Soweit der Beschwerdeführer „im Rahmen der Rechtsrüge (inhaltlich Z 10)“ rechtsirrige Beurteilung des vom Schuldspruch 2 umfassten Täterverhaltens behauptet (tatsächlich der Sache nach Z 9 lit a), weil er nach den Feststellungen die Republik Österreich in ihrem konkreten Recht auf Vollziehung der Strafrechtspflege im Rahmen der Gesetze schädigen wollte, es sich dabei aber bloß um einen allgemeinen und ganz abstrakten Anspruch, aber kein von § 302 StGB erfasstes konkretes Recht handle, legt er nicht dar, aus welchem Grund selbst ein dem Erstgericht insoweit unterlaufener Rechtsfehler mit Blick auf die weiteren Urteilsannahmen, wonach sein Vorsatz auch eine Schädigung des Michal F***** in seinem konkreten Recht auf persönliche Freiheit umfasste, für die Subsumtion entscheidend sein sollte.

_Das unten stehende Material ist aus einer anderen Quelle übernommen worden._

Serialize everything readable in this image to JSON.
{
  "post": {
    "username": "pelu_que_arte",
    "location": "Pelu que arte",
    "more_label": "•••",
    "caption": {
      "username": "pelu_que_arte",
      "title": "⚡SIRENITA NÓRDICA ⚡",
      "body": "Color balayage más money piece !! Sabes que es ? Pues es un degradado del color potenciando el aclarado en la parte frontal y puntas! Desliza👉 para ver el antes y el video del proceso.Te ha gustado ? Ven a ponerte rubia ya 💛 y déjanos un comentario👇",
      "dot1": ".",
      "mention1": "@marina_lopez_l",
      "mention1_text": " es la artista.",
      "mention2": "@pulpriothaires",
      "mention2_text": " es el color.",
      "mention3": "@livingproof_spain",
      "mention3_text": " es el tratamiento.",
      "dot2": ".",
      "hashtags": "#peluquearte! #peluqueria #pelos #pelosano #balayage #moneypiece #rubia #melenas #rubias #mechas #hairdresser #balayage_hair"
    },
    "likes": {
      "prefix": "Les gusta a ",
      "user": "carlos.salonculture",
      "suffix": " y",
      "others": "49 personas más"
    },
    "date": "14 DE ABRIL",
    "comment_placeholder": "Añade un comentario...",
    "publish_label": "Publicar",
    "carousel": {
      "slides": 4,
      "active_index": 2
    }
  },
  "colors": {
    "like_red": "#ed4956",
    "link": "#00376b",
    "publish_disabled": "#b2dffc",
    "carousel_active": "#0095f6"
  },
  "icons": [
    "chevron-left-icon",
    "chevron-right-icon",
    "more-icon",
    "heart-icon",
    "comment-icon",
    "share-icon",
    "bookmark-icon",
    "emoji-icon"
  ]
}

Der Vollständigkeit halber sei festgehalten, dass der Vorsatz, den Staat in seinem Recht auf Durchführung eines Verfahrens entsprechend den prozessualen Vorschriften zu schädigen, nach ständiger Rechtsprechung (bei hier festgestelltem Vorliegen auch der übrigen Tatbestandsmerkmale) genügt, um ein Täterverhalten rechtlich als Verbrechen des Missbrauchs der Amtsgewalt zu beurteilen (SSt 57/85; 15 Os 129/04; 13 Os 149/04; RIS-Justiz RS0096141 [vgl vor allem T11]).

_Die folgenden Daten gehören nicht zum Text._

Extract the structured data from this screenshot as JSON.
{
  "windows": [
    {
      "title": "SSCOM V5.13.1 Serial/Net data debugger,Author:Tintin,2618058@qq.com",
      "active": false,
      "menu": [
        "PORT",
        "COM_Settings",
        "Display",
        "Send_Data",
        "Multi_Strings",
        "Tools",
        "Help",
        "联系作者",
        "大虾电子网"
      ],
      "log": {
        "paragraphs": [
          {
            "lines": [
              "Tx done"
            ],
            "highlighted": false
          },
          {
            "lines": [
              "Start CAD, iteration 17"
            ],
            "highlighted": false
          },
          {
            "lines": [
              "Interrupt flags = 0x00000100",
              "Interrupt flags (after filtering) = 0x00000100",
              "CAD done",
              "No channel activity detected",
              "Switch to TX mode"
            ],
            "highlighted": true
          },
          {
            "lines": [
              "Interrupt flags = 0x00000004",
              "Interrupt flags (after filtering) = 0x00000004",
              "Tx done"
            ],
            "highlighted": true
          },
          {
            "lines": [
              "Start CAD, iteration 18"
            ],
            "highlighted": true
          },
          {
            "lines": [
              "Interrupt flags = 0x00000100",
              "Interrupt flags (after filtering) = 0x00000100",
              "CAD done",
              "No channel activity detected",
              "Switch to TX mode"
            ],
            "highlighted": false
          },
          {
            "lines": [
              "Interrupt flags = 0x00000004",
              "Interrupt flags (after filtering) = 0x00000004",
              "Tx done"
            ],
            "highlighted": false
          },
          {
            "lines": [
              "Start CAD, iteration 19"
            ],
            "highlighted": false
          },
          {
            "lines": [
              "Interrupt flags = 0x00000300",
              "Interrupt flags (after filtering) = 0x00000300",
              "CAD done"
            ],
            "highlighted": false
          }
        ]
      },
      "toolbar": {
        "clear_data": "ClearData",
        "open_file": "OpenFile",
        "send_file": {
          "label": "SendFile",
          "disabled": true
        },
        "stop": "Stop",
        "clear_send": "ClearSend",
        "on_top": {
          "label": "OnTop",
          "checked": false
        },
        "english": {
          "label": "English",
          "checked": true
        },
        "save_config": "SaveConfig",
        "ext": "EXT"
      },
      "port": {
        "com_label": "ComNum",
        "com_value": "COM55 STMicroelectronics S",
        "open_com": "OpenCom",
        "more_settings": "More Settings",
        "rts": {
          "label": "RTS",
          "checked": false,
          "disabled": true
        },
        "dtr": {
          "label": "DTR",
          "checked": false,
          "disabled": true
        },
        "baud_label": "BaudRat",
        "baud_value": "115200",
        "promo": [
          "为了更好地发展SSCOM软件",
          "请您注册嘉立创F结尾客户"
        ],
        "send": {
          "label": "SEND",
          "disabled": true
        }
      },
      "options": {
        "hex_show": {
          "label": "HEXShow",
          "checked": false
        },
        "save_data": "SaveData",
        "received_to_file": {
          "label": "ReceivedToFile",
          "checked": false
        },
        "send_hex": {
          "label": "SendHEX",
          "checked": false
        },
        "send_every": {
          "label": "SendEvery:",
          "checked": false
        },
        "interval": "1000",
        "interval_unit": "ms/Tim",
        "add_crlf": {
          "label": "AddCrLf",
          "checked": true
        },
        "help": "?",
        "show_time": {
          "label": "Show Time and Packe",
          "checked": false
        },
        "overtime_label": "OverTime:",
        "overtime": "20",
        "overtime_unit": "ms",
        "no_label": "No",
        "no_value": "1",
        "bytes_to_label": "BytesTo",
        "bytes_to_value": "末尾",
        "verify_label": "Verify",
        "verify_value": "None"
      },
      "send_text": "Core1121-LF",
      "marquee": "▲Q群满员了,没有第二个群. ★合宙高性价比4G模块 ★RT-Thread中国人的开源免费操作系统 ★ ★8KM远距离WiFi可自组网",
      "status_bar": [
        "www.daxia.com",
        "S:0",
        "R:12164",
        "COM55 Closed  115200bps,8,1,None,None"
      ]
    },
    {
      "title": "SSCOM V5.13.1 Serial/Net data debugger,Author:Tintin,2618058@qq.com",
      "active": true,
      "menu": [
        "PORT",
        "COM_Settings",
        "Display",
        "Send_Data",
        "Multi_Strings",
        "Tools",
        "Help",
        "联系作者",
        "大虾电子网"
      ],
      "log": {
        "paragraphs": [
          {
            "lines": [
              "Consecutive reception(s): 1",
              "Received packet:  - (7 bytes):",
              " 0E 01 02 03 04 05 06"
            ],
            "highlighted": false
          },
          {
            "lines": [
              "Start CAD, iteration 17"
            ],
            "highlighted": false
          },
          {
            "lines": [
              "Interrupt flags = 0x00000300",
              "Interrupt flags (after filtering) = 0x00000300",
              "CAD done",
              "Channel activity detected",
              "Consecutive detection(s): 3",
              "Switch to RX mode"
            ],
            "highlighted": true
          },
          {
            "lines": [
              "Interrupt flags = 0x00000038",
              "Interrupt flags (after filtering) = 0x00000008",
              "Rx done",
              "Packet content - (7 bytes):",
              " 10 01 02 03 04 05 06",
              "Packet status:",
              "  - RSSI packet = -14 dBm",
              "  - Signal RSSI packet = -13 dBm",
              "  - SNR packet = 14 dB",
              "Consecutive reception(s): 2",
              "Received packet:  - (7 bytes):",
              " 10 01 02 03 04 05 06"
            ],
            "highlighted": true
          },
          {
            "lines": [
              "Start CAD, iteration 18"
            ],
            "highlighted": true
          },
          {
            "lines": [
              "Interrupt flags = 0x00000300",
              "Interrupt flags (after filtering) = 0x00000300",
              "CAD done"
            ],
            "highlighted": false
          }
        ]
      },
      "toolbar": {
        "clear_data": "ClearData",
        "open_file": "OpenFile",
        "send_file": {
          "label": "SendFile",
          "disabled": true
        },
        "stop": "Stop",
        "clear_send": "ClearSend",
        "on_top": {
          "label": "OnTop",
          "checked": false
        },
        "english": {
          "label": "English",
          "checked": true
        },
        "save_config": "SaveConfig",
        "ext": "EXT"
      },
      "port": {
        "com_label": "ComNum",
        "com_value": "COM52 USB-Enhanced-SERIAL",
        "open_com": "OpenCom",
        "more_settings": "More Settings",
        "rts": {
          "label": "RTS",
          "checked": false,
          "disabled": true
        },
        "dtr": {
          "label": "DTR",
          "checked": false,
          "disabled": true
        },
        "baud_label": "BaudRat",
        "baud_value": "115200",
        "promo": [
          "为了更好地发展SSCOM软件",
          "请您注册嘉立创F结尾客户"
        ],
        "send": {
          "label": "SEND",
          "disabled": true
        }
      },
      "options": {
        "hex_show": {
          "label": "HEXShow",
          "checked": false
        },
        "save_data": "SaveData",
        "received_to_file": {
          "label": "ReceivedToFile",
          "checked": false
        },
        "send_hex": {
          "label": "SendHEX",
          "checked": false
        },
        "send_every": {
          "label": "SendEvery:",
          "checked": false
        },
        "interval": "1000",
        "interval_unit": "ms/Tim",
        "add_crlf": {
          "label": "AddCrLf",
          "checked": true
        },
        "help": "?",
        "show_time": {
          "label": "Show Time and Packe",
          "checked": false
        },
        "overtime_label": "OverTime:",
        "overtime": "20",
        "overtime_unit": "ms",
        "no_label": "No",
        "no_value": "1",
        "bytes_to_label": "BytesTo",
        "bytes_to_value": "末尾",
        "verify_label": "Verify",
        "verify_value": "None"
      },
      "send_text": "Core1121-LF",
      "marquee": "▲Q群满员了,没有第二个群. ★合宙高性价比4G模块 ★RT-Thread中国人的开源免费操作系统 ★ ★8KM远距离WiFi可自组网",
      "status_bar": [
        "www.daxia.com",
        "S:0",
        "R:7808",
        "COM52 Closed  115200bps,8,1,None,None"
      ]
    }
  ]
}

Die die Schuldsprüche 1 und 3 betreffende Rechtsrüge (Z 9 lit b) geht mit ihrer der Sache nach aufgestellten Behauptung rechtfertigender Inanspruchnahme von Amts- und Dienstbefugnissen erneut nicht von den getroffenen Feststellungen bewusst rechtswidriger und damit amtsmissbräuchlicher Festnahme aus und legt nicht dar, aus welchem Grund der in Rede stehende Rechtfertigungsgrund dennoch in Anschlag zu bringen gewesen wäre (vgl Lewisch in WK² Nachbemerkungen zu § 3 Rz 251), womit die Rüge eine prozessordnungsgemäße Ausführung verfehlt.

Soweit die Subsumtionsrüge (Z 10) die rechtsirrige Unterstellung des zu den Schuldsprüchen 1 und 3 festgestellten Sachverhalts unter § 83 Abs 1 StGB statt § 83 Abs 2 StGB releviert, ist ihr durch den unbekämpft in Rechtskraft erwachsenen Beschluss der Vorsitzenden des Schöffensenats, mit dem die Urteilsausfertigung insoweit dem mündlich verkündeten Urteil angeglichen wurde (ON 39), der Boden entzogen.

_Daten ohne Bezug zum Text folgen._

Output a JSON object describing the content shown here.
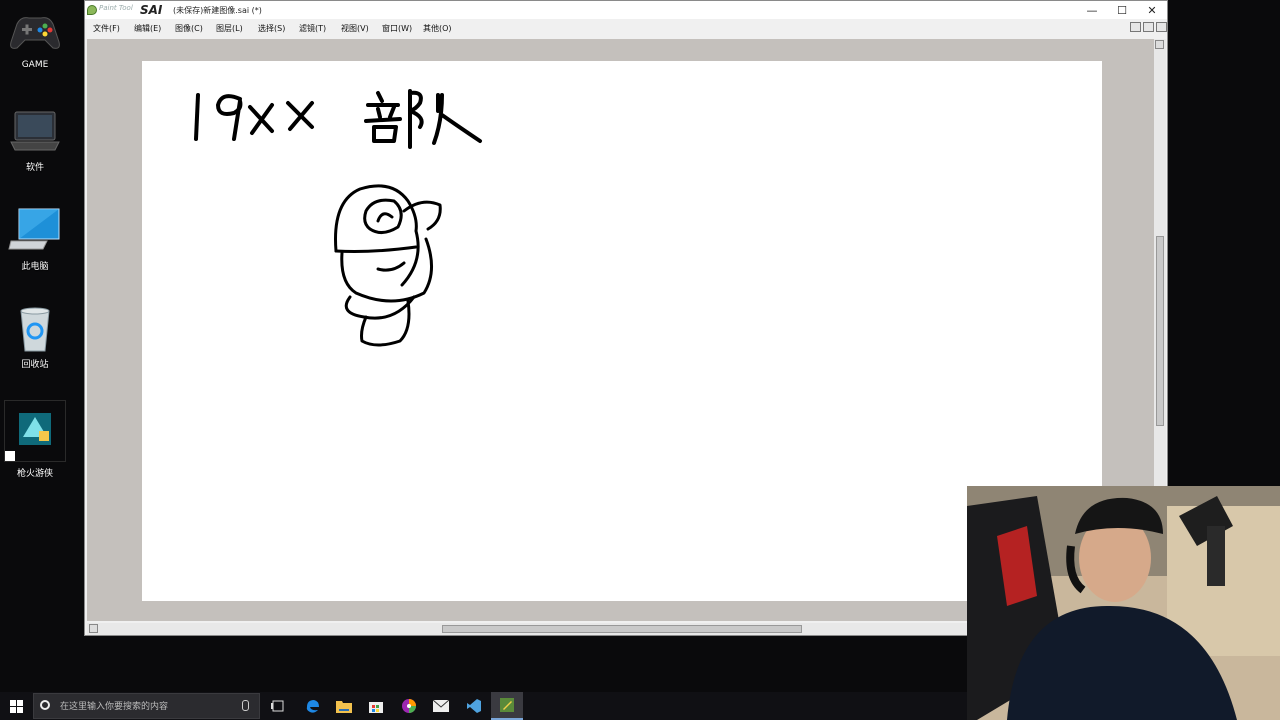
{
  "desktop": {
    "icons": [
      {
        "label": "GAME",
        "icon": "gamepad-icon"
      },
      {
        "label": "软件",
        "icon": "laptop-icon"
      },
      {
        "label": "此电脑",
        "icon": "computer-icon"
      },
      {
        "label": "回收站",
        "icon": "recycle-bin-icon"
      },
      {
        "label": "枪火游侠",
        "icon": "app-shortcut-icon"
      }
    ]
  },
  "sai": {
    "app_brand": "SAI",
    "app_brand_small": "Paint Tool",
    "title": "(未保存)新建图像.sai (*)",
    "window_controls": {
      "minimize": "—",
      "maximize": "☐",
      "close": "✕"
    },
    "menu": [
      "文件(F)",
      "编辑(E)",
      "图像(C)",
      "图层(L)",
      "选择(S)",
      "滤镜(T)",
      "视图(V)",
      "窗口(W)",
      "其他(O)"
    ],
    "canvas": {
      "handwritten_text": "19xx 部队",
      "drawing": "sketch-character-with-cap"
    }
  },
  "taskbar": {
    "search_placeholder": "在这里输入你要搜索的内容",
    "apps": [
      "task-view-icon",
      "edge-icon",
      "file-explorer-icon",
      "store-icon",
      "color-app-icon",
      "mail-icon",
      "visual-studio-icon",
      "sai-app-icon"
    ],
    "accent": "#7aa6d9"
  },
  "webcam": {
    "description_icon": "webcam-overlay"
  }
}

Ihr Vorbringen, wonach das Vergehen der Körperverletzung im Verhältnis scheinbarer Konkurrenz zum Verbrechen des Missbrauchs der Amtsgewalt stünde, weil „der deliktische Gesamtunwert des Geschehens durch die Unterstellung nach § 302 Abs 1 StGB zur Gänze erfasst“ sei, erschöpft sich in bloßer Rechtsbehauptung und verfehlt damit erneut die prozessordnungskonforme Darstellung, die methodengerechte Ableitung der angestrebten rechtlichen Konsequenz aus dem Gesetz erfordert (Ratz, WK-StPO § 281 Rz 588).

Mit Blick auf § 290 Abs 1 StPO bleibt anzumerken, dass eine allgemein strafbare Handlung von § 302 StGB nur dann konsumiert wird, wenn sie zumindest phasenweise Ausübung der (missbrauchten) Befugnis zur Vornahme des Amtsgeschäfts, also essentielles Element des Amtsmissbrauchs ist, was auf die - hier aktuelle - Misshandlung eines Festzunehmenden nicht zutrifft, weil einem Beamten eine Befugnis hiefür auch in abstracto niemals zukommt und eine solche daher auch nicht missbraucht werden kann (vgl E. Fuchs/Jerabek, Korruption und Amtsmissbrauch2, § 302 Rz 14, 62).

Die Nichtigkeitsbeschwerde war daher gemäß § 285d Abs 1 StPO schon bei nichtöffentlicher Beratung sofort zurückzuweisen, woraus die Kompetenz des Oberlandesgerichts zur Entscheidung über die Berufung folgt (§ 285i StPO).

Der Kostenausspruch beruht auf § 390a Abs 1 StPO.